Une fois commanditée par PokerStars quelques années plus tard, la situation change complètement. Elle peut dorénavant participer aux plus grands tournois à travers le monde sans avoir à dépenser un sous de sa poche. Elle accumule en plus quelques bourses fort intéressantes alors qu’elle atteint la table finale d’un tournoi du European Poker Tour et des WSOP. Aujourd’hui, elle n’a plus aucune difficulté à se payer tous les vêtements et souliers de designers dont elle rafole. Isabelle Mercier aime le luxe, le glamour, les projecteurs, et elle ne s’en cache pas.

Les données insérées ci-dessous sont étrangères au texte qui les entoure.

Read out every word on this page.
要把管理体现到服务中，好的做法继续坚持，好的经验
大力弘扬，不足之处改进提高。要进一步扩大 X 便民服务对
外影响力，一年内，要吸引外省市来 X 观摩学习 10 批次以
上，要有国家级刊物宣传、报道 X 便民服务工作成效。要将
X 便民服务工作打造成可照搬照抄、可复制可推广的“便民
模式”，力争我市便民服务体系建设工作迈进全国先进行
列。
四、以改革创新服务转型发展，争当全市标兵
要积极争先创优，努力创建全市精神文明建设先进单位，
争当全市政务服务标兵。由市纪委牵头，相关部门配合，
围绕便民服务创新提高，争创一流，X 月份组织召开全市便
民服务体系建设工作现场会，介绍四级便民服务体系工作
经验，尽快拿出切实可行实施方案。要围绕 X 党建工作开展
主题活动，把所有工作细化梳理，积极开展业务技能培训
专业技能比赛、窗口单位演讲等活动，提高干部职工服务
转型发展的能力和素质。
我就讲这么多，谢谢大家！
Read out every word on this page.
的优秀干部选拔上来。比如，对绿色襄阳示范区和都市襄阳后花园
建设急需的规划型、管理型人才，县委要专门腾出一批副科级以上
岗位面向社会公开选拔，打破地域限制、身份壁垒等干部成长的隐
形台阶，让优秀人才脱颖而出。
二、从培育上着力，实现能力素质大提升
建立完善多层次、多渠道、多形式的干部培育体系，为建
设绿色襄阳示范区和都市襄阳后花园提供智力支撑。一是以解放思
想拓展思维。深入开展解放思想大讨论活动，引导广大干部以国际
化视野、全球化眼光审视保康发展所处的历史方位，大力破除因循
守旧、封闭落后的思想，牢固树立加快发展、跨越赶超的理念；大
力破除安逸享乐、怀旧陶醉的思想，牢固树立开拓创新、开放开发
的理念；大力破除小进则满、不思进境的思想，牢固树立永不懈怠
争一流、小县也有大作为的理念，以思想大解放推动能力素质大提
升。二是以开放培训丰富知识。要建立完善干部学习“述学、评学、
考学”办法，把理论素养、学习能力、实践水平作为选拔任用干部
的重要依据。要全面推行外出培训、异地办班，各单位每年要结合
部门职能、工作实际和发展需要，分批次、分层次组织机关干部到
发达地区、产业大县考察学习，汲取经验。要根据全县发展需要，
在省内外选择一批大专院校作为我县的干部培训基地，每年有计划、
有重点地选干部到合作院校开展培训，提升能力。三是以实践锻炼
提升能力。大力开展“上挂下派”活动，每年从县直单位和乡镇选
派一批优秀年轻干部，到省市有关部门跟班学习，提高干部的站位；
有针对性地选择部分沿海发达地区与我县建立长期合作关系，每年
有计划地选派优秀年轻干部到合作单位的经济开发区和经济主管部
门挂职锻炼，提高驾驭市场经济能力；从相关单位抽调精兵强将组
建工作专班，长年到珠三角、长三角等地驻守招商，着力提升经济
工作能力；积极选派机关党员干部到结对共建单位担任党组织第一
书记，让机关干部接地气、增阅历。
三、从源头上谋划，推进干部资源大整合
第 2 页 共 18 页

Le livre aborde également sa vie sentimentale entre les tournois de poker. On apprend ainsi qu’elle a eu une relation épisodique avec Gus Hansen qu’elle avait rencontré lors d’un tournoi du WPT. Elle est également une amie de David Benyamine et de Bruno Fitoussi, deux joueurs professionnels français.
En plus de poursuivre sa carrière de joueuse, Isabelle tente aujourd’hui de diversifier ses activités. Après l’écriture de sa biographie, elle prévoit lancer une ligne de vêtements en Asie où son style coloré est très populaire. Enfin, elle veut fonder différentes entreprises afin de devenir une femme d’affaire accomplie tout en assurant la promotion de son commanditaire partout à travers le monde.